Les premières foulées sur le stade Jean Bouin
La diffusion du sport durant l’entre-deux-guerres conduit la municipalité à envisager la construction d’équipements sportifs à Marseille. Toutefois, l’action municipale est encore pour beaucoup soutenue par le secteur privé. C’est alors que le 1er novembre 1921 est inauguré le stade Jean Bouin dans le quartier de Sainte-Anne aux abords du parc Borély en présence du ministre de la Guerre Louis Barthou ou encore du sénateur-maire de Marseille, Siméon Flaissières. La section marseillaise du Club athlétique de la Société générale (CASG), fondé à l’initiative de la banque Société générale, est propriétaire du stade et organise le match inaugural qui oppose le CASG Paris au Club Athlétique de Vitry.

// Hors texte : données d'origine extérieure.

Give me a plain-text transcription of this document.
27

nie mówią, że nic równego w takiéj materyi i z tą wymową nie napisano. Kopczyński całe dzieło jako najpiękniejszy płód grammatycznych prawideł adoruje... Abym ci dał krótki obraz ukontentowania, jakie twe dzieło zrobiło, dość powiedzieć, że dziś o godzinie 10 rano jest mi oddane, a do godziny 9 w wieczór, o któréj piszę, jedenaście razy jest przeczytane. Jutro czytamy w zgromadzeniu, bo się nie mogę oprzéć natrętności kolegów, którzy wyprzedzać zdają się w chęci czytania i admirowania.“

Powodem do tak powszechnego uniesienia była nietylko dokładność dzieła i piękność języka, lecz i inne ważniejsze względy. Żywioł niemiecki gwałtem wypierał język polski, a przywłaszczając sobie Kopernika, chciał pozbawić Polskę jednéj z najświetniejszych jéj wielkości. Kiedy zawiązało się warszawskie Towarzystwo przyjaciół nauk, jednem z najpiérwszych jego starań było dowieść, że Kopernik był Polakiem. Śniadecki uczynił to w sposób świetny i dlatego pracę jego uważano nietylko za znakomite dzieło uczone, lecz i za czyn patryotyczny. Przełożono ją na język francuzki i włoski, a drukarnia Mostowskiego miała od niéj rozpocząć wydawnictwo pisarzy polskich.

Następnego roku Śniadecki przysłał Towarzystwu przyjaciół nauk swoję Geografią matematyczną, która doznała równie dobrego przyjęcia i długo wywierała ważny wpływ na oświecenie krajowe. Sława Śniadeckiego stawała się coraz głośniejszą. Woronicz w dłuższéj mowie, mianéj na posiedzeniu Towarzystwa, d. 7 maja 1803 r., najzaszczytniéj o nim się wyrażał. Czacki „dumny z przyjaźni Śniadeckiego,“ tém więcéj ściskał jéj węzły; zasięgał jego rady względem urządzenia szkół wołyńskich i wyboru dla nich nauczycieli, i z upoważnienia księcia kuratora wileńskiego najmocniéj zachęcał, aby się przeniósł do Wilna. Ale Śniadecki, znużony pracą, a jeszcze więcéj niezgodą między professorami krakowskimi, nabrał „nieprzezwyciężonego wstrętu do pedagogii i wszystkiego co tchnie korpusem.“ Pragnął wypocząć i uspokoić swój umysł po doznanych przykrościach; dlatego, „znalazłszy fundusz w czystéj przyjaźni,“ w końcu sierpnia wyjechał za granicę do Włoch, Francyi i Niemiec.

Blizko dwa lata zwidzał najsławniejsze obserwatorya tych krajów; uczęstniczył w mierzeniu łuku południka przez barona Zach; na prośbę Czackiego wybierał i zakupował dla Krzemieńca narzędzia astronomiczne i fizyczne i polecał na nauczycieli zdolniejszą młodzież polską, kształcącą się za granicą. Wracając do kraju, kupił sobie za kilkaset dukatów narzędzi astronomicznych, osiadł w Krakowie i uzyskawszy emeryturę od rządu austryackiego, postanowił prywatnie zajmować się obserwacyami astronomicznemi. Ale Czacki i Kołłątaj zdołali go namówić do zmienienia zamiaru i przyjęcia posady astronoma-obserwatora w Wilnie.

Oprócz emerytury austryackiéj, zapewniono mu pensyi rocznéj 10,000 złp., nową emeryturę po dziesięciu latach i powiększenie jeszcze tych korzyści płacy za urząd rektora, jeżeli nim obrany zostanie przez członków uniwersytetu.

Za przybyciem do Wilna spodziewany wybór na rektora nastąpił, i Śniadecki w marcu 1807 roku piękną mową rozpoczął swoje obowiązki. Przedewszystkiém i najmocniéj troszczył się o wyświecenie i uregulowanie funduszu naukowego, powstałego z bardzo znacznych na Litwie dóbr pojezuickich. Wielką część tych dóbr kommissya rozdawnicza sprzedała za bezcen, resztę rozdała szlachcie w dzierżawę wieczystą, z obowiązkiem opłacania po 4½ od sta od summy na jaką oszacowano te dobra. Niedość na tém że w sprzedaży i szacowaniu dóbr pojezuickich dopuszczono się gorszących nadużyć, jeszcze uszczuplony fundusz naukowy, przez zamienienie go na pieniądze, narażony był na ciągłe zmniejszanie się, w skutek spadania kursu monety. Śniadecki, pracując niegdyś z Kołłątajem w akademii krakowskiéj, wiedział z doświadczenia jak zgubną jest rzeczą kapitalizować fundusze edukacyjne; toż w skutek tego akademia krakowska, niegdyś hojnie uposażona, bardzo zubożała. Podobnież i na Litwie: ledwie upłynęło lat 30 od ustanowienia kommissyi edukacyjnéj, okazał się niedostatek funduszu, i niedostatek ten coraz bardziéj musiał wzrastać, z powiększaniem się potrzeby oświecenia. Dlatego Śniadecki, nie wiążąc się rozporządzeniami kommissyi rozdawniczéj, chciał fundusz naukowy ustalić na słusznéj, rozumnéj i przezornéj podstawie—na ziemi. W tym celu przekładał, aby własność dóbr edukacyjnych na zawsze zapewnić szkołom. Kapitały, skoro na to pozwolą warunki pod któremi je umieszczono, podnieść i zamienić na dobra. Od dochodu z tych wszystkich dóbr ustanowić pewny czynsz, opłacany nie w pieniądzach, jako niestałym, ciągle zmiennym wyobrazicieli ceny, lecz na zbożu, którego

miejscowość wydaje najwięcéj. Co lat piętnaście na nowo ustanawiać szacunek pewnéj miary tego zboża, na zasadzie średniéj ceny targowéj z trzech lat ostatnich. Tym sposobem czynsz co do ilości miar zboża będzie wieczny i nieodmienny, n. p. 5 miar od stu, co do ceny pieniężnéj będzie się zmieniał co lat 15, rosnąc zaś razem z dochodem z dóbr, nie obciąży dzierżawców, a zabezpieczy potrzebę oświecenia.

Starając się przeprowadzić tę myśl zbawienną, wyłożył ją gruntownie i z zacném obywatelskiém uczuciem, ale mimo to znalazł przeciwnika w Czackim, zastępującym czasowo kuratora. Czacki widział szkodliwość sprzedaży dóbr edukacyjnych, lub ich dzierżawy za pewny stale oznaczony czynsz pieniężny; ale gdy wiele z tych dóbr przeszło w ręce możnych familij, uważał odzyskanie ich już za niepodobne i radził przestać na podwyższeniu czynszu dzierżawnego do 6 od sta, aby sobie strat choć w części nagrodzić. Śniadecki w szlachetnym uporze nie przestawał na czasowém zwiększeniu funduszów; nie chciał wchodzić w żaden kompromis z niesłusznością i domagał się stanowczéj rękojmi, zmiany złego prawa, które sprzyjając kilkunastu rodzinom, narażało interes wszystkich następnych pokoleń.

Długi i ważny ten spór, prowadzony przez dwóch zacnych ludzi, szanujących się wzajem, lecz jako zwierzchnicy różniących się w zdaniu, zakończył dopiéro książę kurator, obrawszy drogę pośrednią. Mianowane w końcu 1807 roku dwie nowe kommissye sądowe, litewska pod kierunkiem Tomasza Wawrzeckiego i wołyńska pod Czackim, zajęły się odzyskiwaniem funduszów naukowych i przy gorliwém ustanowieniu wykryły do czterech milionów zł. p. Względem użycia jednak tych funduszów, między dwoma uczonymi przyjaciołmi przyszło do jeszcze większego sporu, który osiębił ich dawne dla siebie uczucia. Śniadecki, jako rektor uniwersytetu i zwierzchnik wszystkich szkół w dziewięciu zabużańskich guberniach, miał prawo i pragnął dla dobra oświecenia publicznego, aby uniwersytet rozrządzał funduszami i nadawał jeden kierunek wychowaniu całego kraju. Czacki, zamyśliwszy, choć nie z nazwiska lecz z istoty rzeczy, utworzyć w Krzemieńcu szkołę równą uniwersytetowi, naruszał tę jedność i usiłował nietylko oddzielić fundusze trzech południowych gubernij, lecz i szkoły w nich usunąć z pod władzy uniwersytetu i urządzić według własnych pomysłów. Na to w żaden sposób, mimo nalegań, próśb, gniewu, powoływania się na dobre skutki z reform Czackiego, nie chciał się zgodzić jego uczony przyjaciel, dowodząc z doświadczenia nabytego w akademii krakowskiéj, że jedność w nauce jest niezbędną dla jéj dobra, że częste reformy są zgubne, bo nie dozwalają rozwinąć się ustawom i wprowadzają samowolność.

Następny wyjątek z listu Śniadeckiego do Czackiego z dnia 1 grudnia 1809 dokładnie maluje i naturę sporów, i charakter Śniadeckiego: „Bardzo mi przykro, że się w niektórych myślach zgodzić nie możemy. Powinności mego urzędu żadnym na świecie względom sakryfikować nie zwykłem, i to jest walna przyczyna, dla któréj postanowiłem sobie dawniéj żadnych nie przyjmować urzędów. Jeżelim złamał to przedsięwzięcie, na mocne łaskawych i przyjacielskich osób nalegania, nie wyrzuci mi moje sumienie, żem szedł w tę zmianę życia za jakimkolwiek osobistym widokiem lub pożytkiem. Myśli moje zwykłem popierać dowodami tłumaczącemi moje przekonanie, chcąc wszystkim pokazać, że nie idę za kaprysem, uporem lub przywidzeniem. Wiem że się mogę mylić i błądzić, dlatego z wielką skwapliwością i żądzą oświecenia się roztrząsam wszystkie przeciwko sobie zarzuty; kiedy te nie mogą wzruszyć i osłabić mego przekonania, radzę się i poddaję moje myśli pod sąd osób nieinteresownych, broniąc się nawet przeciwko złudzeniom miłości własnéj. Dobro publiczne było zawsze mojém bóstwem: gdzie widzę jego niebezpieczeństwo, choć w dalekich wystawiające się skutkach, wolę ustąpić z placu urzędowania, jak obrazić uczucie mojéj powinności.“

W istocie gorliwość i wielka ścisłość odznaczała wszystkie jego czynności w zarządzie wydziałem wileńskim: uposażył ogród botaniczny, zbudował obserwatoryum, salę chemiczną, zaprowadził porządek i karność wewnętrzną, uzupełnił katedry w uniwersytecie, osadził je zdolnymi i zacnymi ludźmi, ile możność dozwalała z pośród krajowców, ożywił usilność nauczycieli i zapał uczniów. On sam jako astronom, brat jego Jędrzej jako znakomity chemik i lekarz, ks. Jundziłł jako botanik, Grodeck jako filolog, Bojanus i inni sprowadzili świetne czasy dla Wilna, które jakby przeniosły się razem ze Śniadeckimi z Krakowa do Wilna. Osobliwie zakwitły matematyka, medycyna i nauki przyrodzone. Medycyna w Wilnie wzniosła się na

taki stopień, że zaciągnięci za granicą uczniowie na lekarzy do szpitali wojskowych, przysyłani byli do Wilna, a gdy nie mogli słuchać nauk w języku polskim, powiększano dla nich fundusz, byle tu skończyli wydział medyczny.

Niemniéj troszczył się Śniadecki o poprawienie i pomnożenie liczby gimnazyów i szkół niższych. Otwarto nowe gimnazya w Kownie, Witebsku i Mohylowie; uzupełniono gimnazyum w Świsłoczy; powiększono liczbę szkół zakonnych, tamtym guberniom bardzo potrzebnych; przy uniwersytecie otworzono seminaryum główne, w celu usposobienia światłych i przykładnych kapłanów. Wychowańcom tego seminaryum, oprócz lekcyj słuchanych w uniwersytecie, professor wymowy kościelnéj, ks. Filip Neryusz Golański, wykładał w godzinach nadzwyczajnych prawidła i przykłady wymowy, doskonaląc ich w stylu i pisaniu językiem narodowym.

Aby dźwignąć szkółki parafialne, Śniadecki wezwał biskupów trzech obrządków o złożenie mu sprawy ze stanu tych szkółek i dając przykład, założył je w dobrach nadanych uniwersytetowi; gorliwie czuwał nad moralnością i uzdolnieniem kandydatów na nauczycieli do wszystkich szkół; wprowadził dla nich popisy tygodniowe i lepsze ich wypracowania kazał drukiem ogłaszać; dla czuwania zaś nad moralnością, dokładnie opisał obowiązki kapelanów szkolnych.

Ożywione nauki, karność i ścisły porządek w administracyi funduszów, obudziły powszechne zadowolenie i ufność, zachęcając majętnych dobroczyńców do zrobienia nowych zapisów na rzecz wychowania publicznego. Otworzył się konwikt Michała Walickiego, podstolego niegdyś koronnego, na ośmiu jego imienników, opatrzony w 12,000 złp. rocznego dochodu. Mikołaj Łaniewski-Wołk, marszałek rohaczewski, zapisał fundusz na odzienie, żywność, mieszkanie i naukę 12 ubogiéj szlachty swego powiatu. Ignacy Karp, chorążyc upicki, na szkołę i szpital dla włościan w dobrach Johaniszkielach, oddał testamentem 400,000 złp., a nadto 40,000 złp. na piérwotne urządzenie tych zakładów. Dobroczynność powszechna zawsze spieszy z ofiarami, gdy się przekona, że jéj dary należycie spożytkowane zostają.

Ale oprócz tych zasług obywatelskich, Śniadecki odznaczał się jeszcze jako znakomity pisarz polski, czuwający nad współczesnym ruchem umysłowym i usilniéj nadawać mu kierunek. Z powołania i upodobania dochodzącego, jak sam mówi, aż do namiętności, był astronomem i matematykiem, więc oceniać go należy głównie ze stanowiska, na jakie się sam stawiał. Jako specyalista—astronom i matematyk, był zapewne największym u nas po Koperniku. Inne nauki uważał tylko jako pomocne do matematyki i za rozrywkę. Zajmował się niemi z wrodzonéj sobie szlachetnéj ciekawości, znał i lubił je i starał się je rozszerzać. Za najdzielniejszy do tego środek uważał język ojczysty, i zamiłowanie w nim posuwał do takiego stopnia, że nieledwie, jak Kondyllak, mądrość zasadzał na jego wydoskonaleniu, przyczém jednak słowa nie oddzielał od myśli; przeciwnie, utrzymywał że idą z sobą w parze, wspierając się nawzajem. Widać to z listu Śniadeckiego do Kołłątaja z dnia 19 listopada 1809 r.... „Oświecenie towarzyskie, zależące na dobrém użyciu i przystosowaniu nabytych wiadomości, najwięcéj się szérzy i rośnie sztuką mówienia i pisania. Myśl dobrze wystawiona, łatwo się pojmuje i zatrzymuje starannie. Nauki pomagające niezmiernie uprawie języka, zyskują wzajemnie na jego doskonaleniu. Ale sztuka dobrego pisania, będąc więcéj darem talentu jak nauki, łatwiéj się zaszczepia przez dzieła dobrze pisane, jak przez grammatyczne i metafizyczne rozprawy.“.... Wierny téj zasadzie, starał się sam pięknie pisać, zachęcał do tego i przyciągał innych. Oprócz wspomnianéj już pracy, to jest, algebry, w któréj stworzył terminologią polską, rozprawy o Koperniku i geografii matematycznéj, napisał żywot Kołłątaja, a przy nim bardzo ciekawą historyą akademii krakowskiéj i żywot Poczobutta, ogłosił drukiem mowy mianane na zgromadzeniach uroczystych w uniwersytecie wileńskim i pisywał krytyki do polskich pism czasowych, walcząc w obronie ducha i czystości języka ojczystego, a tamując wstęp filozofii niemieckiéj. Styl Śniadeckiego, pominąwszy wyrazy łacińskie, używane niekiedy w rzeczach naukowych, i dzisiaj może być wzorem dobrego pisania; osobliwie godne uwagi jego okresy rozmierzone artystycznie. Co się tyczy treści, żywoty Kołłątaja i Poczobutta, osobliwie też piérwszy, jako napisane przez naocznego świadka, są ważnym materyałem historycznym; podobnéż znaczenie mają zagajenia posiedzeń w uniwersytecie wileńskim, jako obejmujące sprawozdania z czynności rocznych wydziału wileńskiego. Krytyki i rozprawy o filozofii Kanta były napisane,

Ce « terrain de sport confortable et d’un coup d’œil grandiose et imposant », aux dires d’un journaliste du Petit Marseillais (30 octobre 1921), attire la convoitise de nombreux clubs de la ville qui est sous équipée en stades. Très vite, le rugby et le football ou encore l’athlétisme s’épanouissent au stade Jean Bouin, baptisé du nom du champion marseillais employé par la banque et licencié au CASG de 1911 à 1913. Cette forme d’amateurisme marron lui a permis d’obtenir de grands succès (Cross des nations, record du monde du 10 000 mètres) et de se concentrer sur la préparation des Jeux olympiques de Stockholm de 1912 où il obtient une médaille d’argent sur 5 000 mètres. Toutefois, cette carrière s’arrête brutalement en septembre 1914 lorsque Jean Bouin tombe au champ d’honneur dans la Marne. De nombreux hommages lui sont rendus et une statue est inaugurée par la suite à Marseille.
La Journée Jean Bouin
Dès 1922, le CASG de Marseille participe à rendre hommage au champion et décide d’organiser la Journée Jean Bouin, un important meeting d’athlétisme au stade Jean Bouin. L’année suivante, l’événement est reconduit par le CASG au profit de l’Institut Pasteur. La Journée Jean Bouin se mêle aussi au Challenge Ernest Jolet, réservé aux clubs féminins. Mais le CASG subit un coup d’arrêt deux ans plus tard. Alors que sa Journée Jean Bouin s’installe dans le paysage sportif local, l’édition 1925 est annulée à cause de la situation critique des banques. Cependant, l’année suivante, la Journée Jean Bouin et le challenge Jolet sont de nouveau programmés permettant aux spectateurs marseillais de voir les champions locaux se mesurer aux athlètes de très haut niveau comme la Toulonnaise Louise Bellon, championne de France et médaillée de bronze aux mondiaux féminins en 1926 sur 1 000 mètres. Deux ans plus tard, la tête d’affiche de la journée est le champion du 800 mètres suisse Paul Martin, vice-champion olympique aux Jeux 1924 de la distance.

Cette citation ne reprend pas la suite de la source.